Rachel blinked her surprise. ‘You mean you’re going to tell Alice about us?’

‘Is there any reason you want to keep our friendship a secret?’

‘No. I guess not. But you know mothers. She might start thinking we’ll get married one day.’

‘I can’t worry about what she might think,’ he said a bit sharply. ‘She should know me well enough to know that is never going to happen. Now, why don’t you think about what you’re going to order for dinner? The waiter’s on his way over.’ And he picked up his menu.

Rachel was happy to do likewise, aware that her face had to be registering some dismay over his curt remark that he would never marry her. As much as Rachel tried telling herself that she was pleased with the kind of relationship Justin was offering her, deep down in her heart she knew it was a second-rate substitute for marriage and a family.

Isabel would think her a fool for accepting such a go-nowhere affair. What on earth are you doing, Rach, she’d say, wasting more of your life on another man who’s never going to marry you or give you children? You’re thirty-one years old, for pity’s sake. Soon you’ll be thirty-two. Grow up and give him the flick. And get yourself another job whilst you’re at it.

Easier said than done.

Love made one foolish. And eternally hopeful.

Even whilst cold, hard logic reasoned she was wasting her time, Rachel kept telling herself that maybe, one day, Justin would get over his ex-wife and fall in love with her. Maybe, if she was always there for him, he’d wake up one morning and see what was right under his nose. A woman who loved him. A woman who would never leave him. A woman who’d give him a good life. And children, if he liked.

He would make a wonderful father, she believed. And she…she would dearly love the chance to be a wonderful mother.

‘So what do you want?’ he asked, glancing up from the menu.

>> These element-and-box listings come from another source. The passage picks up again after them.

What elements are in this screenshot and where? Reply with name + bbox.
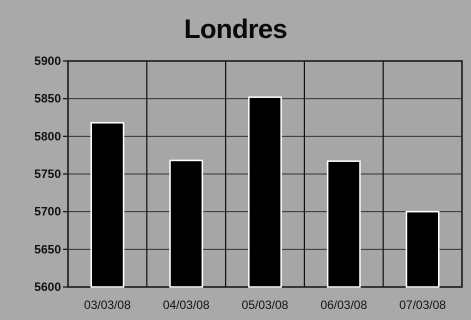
x-tick-label: 03/03/08 <box>84 298 131 312</box>
y-tick-label: 5750 <box>34 167 61 181</box>
x-tick-label: 05/03/08 <box>242 298 289 312</box>
chart-title: Londres <box>183 14 288 44</box>
bar <box>169 159 204 288</box>
bar <box>90 122 125 288</box>
bar <box>405 210 440 288</box>
y-tick-label: 5800 <box>34 129 61 143</box>
bar <box>248 96 282 288</box>
x-tick-label: 07/03/08 <box>399 298 446 312</box>
y-tick-label: 5900 <box>34 54 61 68</box>
y-tick-label: 5600 <box>34 280 61 294</box>
y-tick-label: 5850 <box>34 92 61 106</box>
y-tick-label: 5650 <box>34 242 61 256</box>
bar <box>326 160 361 288</box>
y-tick-label: 5700 <box>34 205 61 219</box>
x-tick-label: 06/03/08 <box>320 298 367 312</box>
x-tick-label: 04/03/08 <box>163 298 210 312</box>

You, she thought with a painful twist of her heart. Just you.

CHAPTER FOURTEEN

RACHEL woke mid-morning to the sun shining in the bedroom window and the smell of fresh coffee percolating. Justin’s side of the bed was empty, but she could hear him whistling somewhere.

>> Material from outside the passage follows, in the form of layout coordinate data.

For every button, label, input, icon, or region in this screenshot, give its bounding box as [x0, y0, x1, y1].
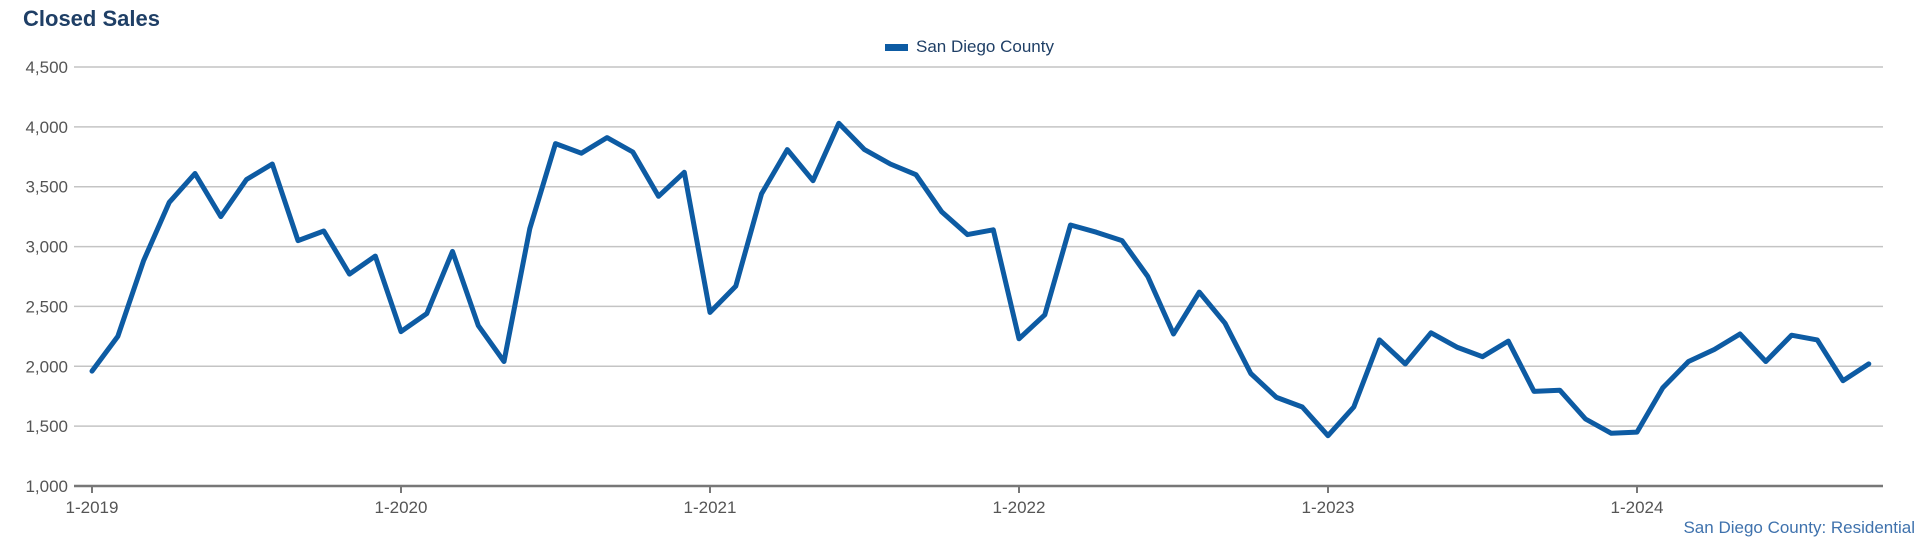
x-tick-label: 1-2021 [684, 498, 737, 517]
y-tick-label: 3,000 [25, 238, 68, 257]
data-point[interactable] [372, 253, 378, 259]
data-point[interactable] [1351, 404, 1357, 410]
data-point[interactable] [1686, 358, 1692, 364]
data-point[interactable] [1763, 358, 1769, 364]
data-point[interactable] [913, 172, 919, 178]
data-point[interactable] [450, 248, 456, 254]
data-point[interactable] [887, 161, 893, 167]
data-point[interactable] [1042, 312, 1048, 318]
data-point[interactable] [1480, 354, 1486, 360]
legend-swatch [885, 43, 908, 51]
data-point[interactable] [681, 169, 687, 175]
data-point[interactable] [733, 283, 739, 289]
x-tick-label: 1-2019 [66, 498, 119, 517]
data-point[interactable] [810, 178, 816, 184]
data-point[interactable] [1531, 388, 1537, 394]
x-tick-label: 1-2024 [1611, 498, 1664, 517]
legend-label: San Diego County [916, 37, 1054, 56]
data-point[interactable] [501, 358, 507, 364]
data-point[interactable] [1814, 337, 1820, 343]
data-point[interactable] [1377, 337, 1383, 343]
x-tick-label: 1-2023 [1302, 498, 1355, 517]
data-point[interactable] [1068, 222, 1074, 228]
data-point[interactable] [192, 171, 198, 177]
data-point[interactable] [1634, 429, 1640, 435]
data-point[interactable] [1428, 330, 1434, 336]
data-point[interactable] [630, 149, 636, 155]
data-point[interactable] [578, 150, 584, 156]
data-point[interactable] [321, 228, 327, 234]
x-tick-label: 1-2022 [993, 498, 1046, 517]
y-tick-label: 2,500 [25, 297, 68, 316]
data-point[interactable] [1299, 404, 1305, 410]
chart-title: Closed Sales [23, 6, 160, 31]
data-point[interactable] [1454, 344, 1460, 350]
data-point[interactable] [862, 147, 868, 153]
data-point[interactable] [1557, 387, 1563, 393]
legend[interactable]: San Diego County [885, 37, 1054, 57]
data-point[interactable] [836, 120, 842, 126]
data-point[interactable] [707, 309, 713, 315]
data-point[interactable] [1016, 336, 1022, 342]
y-tick-label: 4,000 [25, 118, 68, 137]
data-point[interactable] [604, 135, 610, 141]
data-point[interactable] [1145, 274, 1151, 280]
data-point[interactable] [1325, 433, 1331, 439]
data-point[interactable] [1402, 361, 1408, 367]
data-point[interactable] [1248, 370, 1254, 376]
data-point[interactable] [1119, 238, 1125, 244]
y-tick-label: 2,000 [25, 357, 68, 376]
data-point[interactable] [141, 258, 147, 264]
data-point[interactable] [1222, 320, 1228, 326]
data-point[interactable] [784, 147, 790, 153]
data-point[interactable] [1660, 385, 1666, 391]
data-point[interactable] [759, 191, 765, 197]
data-point[interactable] [398, 329, 404, 335]
series-line[interactable] [89, 120, 1872, 439]
data-point[interactable] [1505, 338, 1511, 344]
data-point[interactable] [1866, 361, 1872, 367]
data-point[interactable] [424, 311, 430, 317]
chart-footer: San Diego County: Residential [1683, 518, 1915, 537]
data-point[interactable] [244, 177, 250, 183]
data-point[interactable] [166, 199, 172, 205]
data-point[interactable] [269, 161, 275, 167]
y-tick-label: 3,500 [25, 178, 68, 197]
data-point[interactable] [527, 226, 533, 232]
data-point[interactable] [553, 141, 559, 147]
data-point[interactable] [965, 232, 971, 238]
data-point[interactable] [1583, 416, 1589, 422]
y-tick-label: 1,500 [25, 417, 68, 436]
data-point[interactable] [218, 214, 224, 220]
data-point[interactable] [1093, 229, 1099, 235]
data-point[interactable] [1608, 430, 1614, 436]
data-point[interactable] [475, 323, 481, 329]
y-tick-label: 1,000 [25, 477, 68, 496]
y-tick-label: 4,500 [25, 58, 68, 77]
data-point[interactable] [1274, 394, 1280, 400]
data-point[interactable] [1737, 331, 1743, 337]
data-point[interactable] [89, 368, 95, 374]
data-point[interactable] [1171, 331, 1177, 337]
data-point[interactable] [939, 209, 945, 215]
data-point[interactable] [1711, 347, 1717, 353]
data-point[interactable] [990, 227, 996, 233]
data-point[interactable] [656, 193, 662, 199]
x-tick-label: 1-2020 [375, 498, 428, 517]
data-point[interactable] [1789, 332, 1795, 338]
data-point[interactable] [1840, 378, 1846, 384]
data-point[interactable] [295, 238, 301, 244]
data-point[interactable] [1196, 289, 1202, 295]
data-point[interactable] [115, 333, 121, 339]
data-point[interactable] [347, 271, 353, 277]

He sounded happy. And so was she. Relatively.

Spending last night in his bed had given her some hope that Justin hadn’t changed the rules of their relationship just so he could have more of what he’d been having at the office. When he’d brought her back to his apartment after dinner he’d been incredibly sweet, and his lovemaking incredibly tender. He’d held her in his arms afterwards, stroking her hair and back. Strangely, she’d felt like crying again at the time, but she’d kept a grip on herself, thank the lord. Justin wouldn’t have known what to make of that. She’d finally fallen asleep and here she was, totally rested and…totally surprised.

‘Goodness, breakfast in bed!’ she exclaimed as a navy-robed Justin carried one of those no-spill trays into the room.

Sitting up, she pushed her hair back from her face and pulled the sheet up around her nakedness just in time for him to settle the tray down across her lap.

‘My, this is lovely,’ she murmured, eyeing the freshly squeezed orange juice and scrambled eggs on toast, along some fried tomato and two strips of crispy bacon on the side. ‘I usually only have coffee and toast. So what are you having?’

‘I’ve already had it,’ he said, sitting down next to her on the side of the bed then leaning across where her legs were lying under the bedclothes.

He looked marvellous, she thought, despite the messy hair and dark stubble on his chin. His vivid blue eyes were sparkling clear, with no dark rings under them. He must have slept as well as she had.

‘I’ll bet you didn’t have anything as decadent as this,’ she chided.